F - Evolução histórica do direito da família
12. A invenção do Direito Matrimonial (séc. XII e XIII)
Por “invenção” do Direito matrimonial quer-se significar a transformação em normas jurídicas estaduais, em Direito aceite e aplicado pelo “Estado”, das normas eclesiásticas sobre o casamento que viam neste um vínculo indissolúvel, perpétuo, monogâmico, heterossexual e de carácter sacramental. Sobretudo a afirmação “jurídico-estadual” da sua perpetuidade. “Invenção” que se enraizou na competência exclusiva da jurisdição eclesiástica sobre o matrimónio verificada a partir do séc. XI.
O séc. XIII é o da ordem: política, social, profissional, religiosa. Ordem querida por Deus, e mantida pelo Papa, detentor das “duas espadas”, do poder espiritual e temporal.
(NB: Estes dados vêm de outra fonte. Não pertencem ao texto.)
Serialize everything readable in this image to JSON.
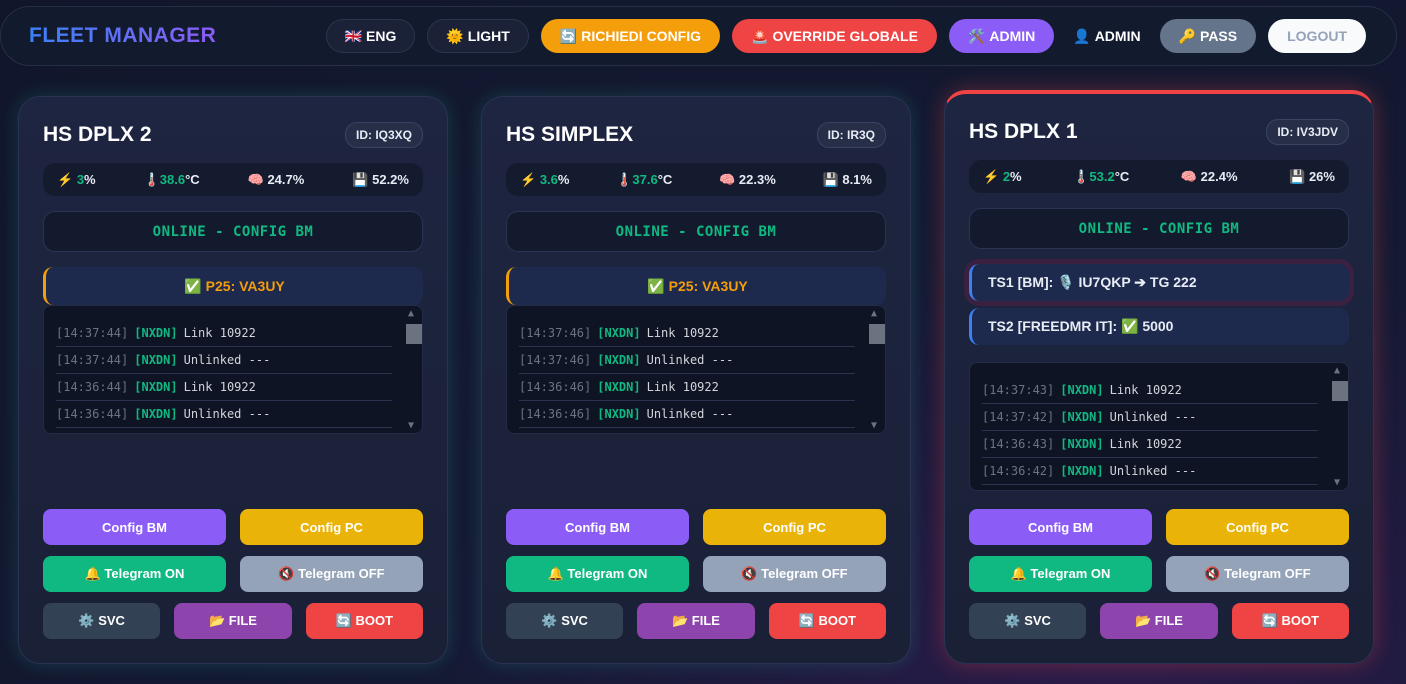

O séc. XIII, os ideólogos compraziam-se em descrever a ordem: o inferior subordinado ao superior; o “iunior” sujeito ao “senior”; os ofícios agrupados em corporações; tal como Deus-pai, a Virgem Maria e Cristo, também o casal cristão e os filhos, o casamento disciplinado as paixões, e organizando a procriação.
13. O trabalho complementar: a reelaboração dos fins do casamento
Na época em que os canonistas impõem à sociedade a “sua” instituição matrimonial, havia que a justificar socialmente. Pouco a pouco abandona-se a severidade dos padres da Igreja para quem o casamento, inquinado pela concupiscência, vizinho próximo do pecado. Através da procriação, primeiro, do auxílio mútuo dos cônjuges e do remédio da concupiscência, depois o casamento aparece justificado, correspondendo às necessidades permanentes da sociedade e dos próprios cônjuges. Mas foi este um processo longo e tardio, talvez só nos nossos dias completo. Desvalorizando perante a “ordem do ministério”, o sacramento do matrimónio tem sempre, próximas, as suas raízes de simples “remédio” tolerado.
Santo Agostinho via em três “bens”: “proles”, “fides” e “sacramentum”, a razão determinante da instituição do matrimónio por Cristo. “Proles” significa a procriação e a educação dos filhos; “fides”, a fidelidade que se devem os cônjuges; “sacramentum”, o vínculo indissolúvel entre os cônjuges, que simboliza a ligação entre Cristo e a Igreja.
O uso do casamento deve estar sempre subordinado à geração, sendo a procura do prazer um pecado venial. É assim que o casamento é um “remédio da enfermidade”, permitindo o uso ordenado dos prazeres da carne.
14. O matrimónio como sacramento
Os teólogos e canonistas sempre qualificaram o matrimónio como sacramento.
Contudo, até meados do séc. XII, fundamentalmente até à obra de Pedro Lombardo, a incerteza sobre o conteúdo da noção “sacramentum”, tomado este em sentido muito lato, tornava pouco precisa a qualificação do matrimónio como um sacramento. A partir do séc. XII, com a precisão do conceito de sacramento, as incertezas acabaram.
Santo Alberto Magno considera o matrimónio perfeito pela simples troca dos consentimentos. Figurando a união de Cristo com a sua Igreja, através da união dos esposos, confere a graça. É pois, um sacramento. Pontos de vista que são seguidos por S. Tomás de Aquino.